In a letter outlining the report, Eric M. Thorson, the inspector general, said that Office of Tax Analysis officials said their analyses were not released publicly because the office had gotten the impression, as the legislative drafting process picked up, that congressional staff and lawmakers were “less interested in getting OTA’s input.”
The report, which is based primarily on an interview with the department’s top tax expert, James Mackie, said that Mackie appeared to agree with Joint Committee on Taxation analysis that showed the Senate’s version of the legislation would add $1 trillion to the deficit over a decade, even when factoring in additional economic growth.
Mackie, the director of the Office of Tax Analysis, had no official position on the estimates but told the inspector general that they are “widely considered to be reasonable,” according to the report. Mackie is retiring from the department this month.
Treasury ultimately released a one-page analysis on Dec. 11 showing that the tax plan would more than pay for itself when using the Trump administration’s optimistic economic growth assumptions that factored in future economic policies. Tax experts from conservative and liberal think tanks criticized that report, which estimated a 2.9 percent growth rate, for using unrealistic projections.
The inspector general said that Mackie “declined to give a substantive answer” as to the likelihood of the 2.9 percent economic growth rate, but the report points out that such growth is “rare.”
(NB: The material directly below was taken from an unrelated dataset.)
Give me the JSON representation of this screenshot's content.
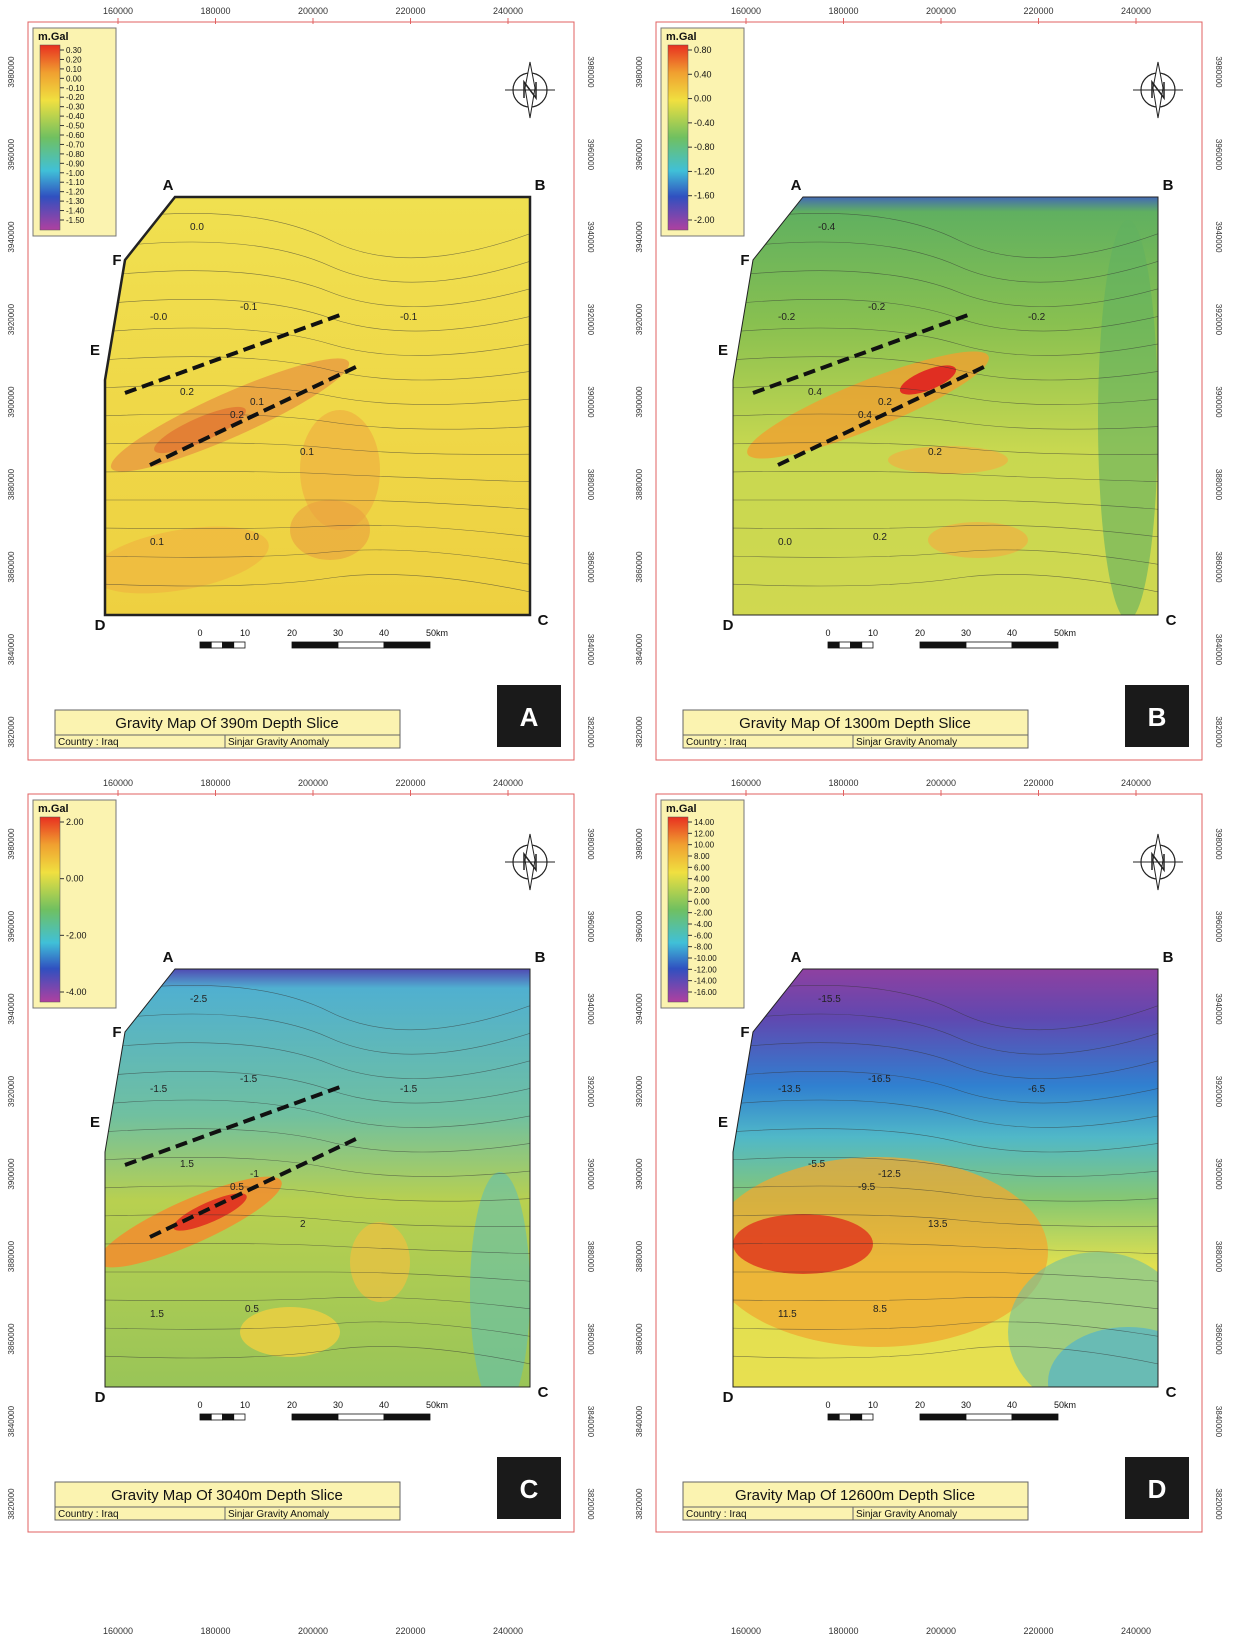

“Bureau of Economic Analysis data indicate that such a run, in duration and magnitude, would be greater than has been the case in the U.S. since World War II,” the report said.
The Treasury inquiry was requested by two Democratic senators, Elizabeth Warren of Massachusetts and Ron Wyden of Oregon, the ranking Democrat on the finance committee. They said the report shows that Treasury was hiding the truth about the cost of the Republican tax cuts.
“This report confirms that congressional Republicans had no interest in unbiased analysis of the final tax bill by Treasury experts, and makes clear that Republicans sold the bill based on unsubstantiated and unrealistic assumptions so they could give a $1.5 trillion giveaway to their donors,” Warren said.
Wyden was unconvinced by the conclusion that the Treasury career staff members were free from interference.
“This political meddling has left a black mark on the once-sterling reputation of the career employees at the Treasury Department,” he said.